Booth Id:
BMED053
Category:
Biomedical and Health Sciences
Year:
2021
Finalist Names:
Pahlavan, Natalia (School: Jericho High School)
Abstract:
Cancer is the cause of every sixth death globally with inadequate screening attributing to 40,000 deaths in the U.S. annually. An alternative to current genetic mutation screening efforts is Oxford Nanopore Technologies’ (ONT’s) portable MinION device, which conducts low-cost, real-time sequencing of nucleic acids. ONT’s NA12878 human reference was mapped against a Zymo microbial standard using Mappy library in C programming language; Minimap2 produced a concerning error rate of ~3%, which, when compared to the human genome, equates to 96,000,000 incorrectly called base pairs.
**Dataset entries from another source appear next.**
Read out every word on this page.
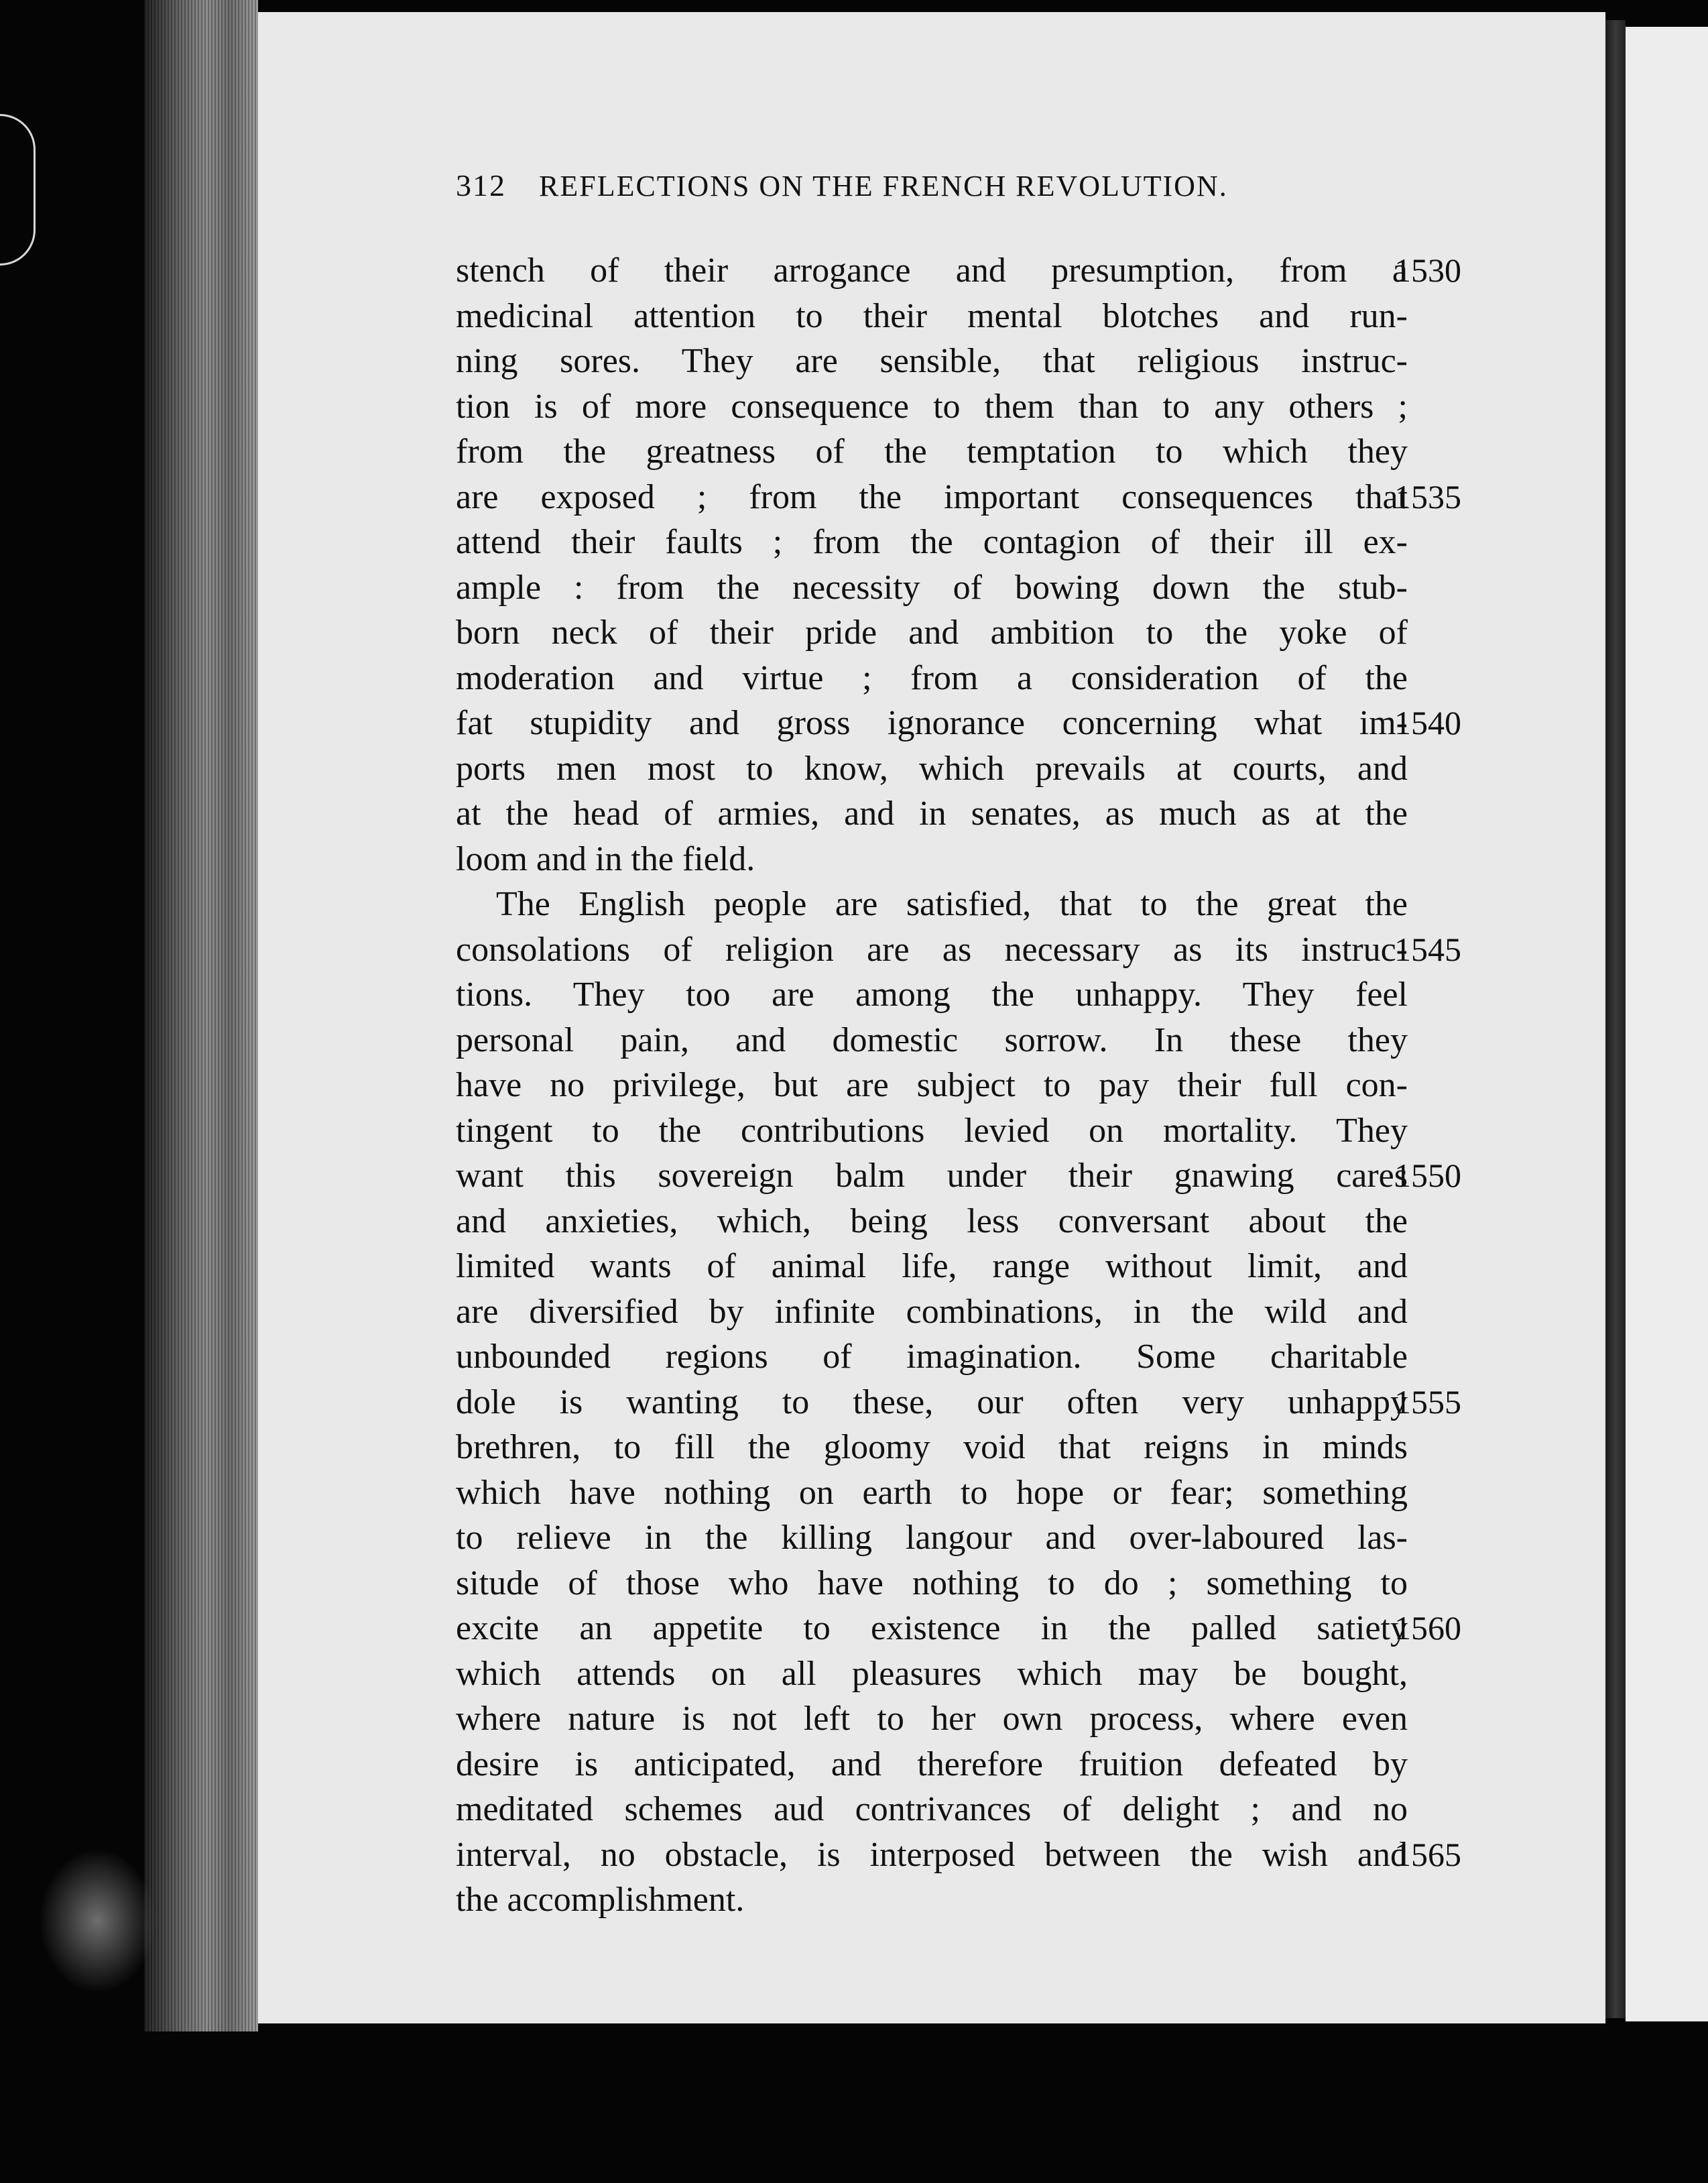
312 REFLECTIONS ON THE FRENCH REVOLUTION.
stench of their arrogance and presumption, from a
1530
medicinal attention to their mental blotches and run-
ning sores. They are sensible, that religious instruc-
tion is of more consequence to them than to any others ;
from the greatness of the temptation to which they
are exposed ; from the important consequences that
1535
attend their faults ; from the contagion of their ill ex-
ample : from the necessity of bowing down the stub-
born neck of their pride and ambition to the yoke of
moderation and virtue ; from a consideration of the
fat stupidity and gross ignorance concerning what im-
1540
ports men most to know, which prevails at courts, and
at the head of armies, and in senates, as much as at the
loom and in the field.
The English people are satisfied, that to the great the
consolations of religion are as necessary as its instruc-
1545
tions. They too are among the unhappy. They feel
personal pain, and domestic sorrow. In these they
have no privilege, but are subject to pay their full con-
tingent to the contributions levied on mortality. They
want this sovereign balm under their gnawing cares
1550
and anxieties, which, being less conversant about the
limited wants of animal life, range without limit, and
are diversified by infinite combinations, in the wild and
unbounded regions of imagination. Some charitable
dole is wanting to these, our often very unhappy
1555
brethren, to fill the gloomy void that reigns in minds
which have nothing on earth to hope or fear; something
to relieve in the killing langour and over-laboured las-
situde of those who have nothing to do ; something to
excite an appetite to existence in the palled satiety
1560
which attends on all pleasures which may be bought,
where nature is not left to her own process, where even
desire is anticipated, and therefore fruition defeated by
meditated schemes aud contrivances of delight ; and no
interval, no obstacle, is interposed between the wish and
1565
the accomplishment.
This research aims to 1) discern ONT’s variant calling pipeline 2) elucidate Phred quality scores between aligned and misaligned reads and 3) develop a machine learning algorithm, AcuRe, to classify numerical scores associated with read alignment accuracy. Quality scores were extracted from FASTQ files using Python and the first 100 noisy base pairs were trimmed for preprocessing; the quality scores demonstrated 35% of misaligned reads obtained a score of 5, whereas 27% of aligned reads obtained a score of 10. Quality scores were used to conduct a K-Nearest Neighbors (KNN) and Support Vector Machine (SVM) classifier as AcuRe produces an accuracy of 95% and 88% for the SVM and KNN, respectively. Therefore, Minimap2’s erroneously aligned reads were reduced by 20x, which increases the accuracy for downstream tools as only correctly aligned reads from AcuRe are processed for follow-up softwares. AcuRe is a free mutation detection software that can be applied to genetic disorders, reducing the $13 billion spent in the U.S. annually.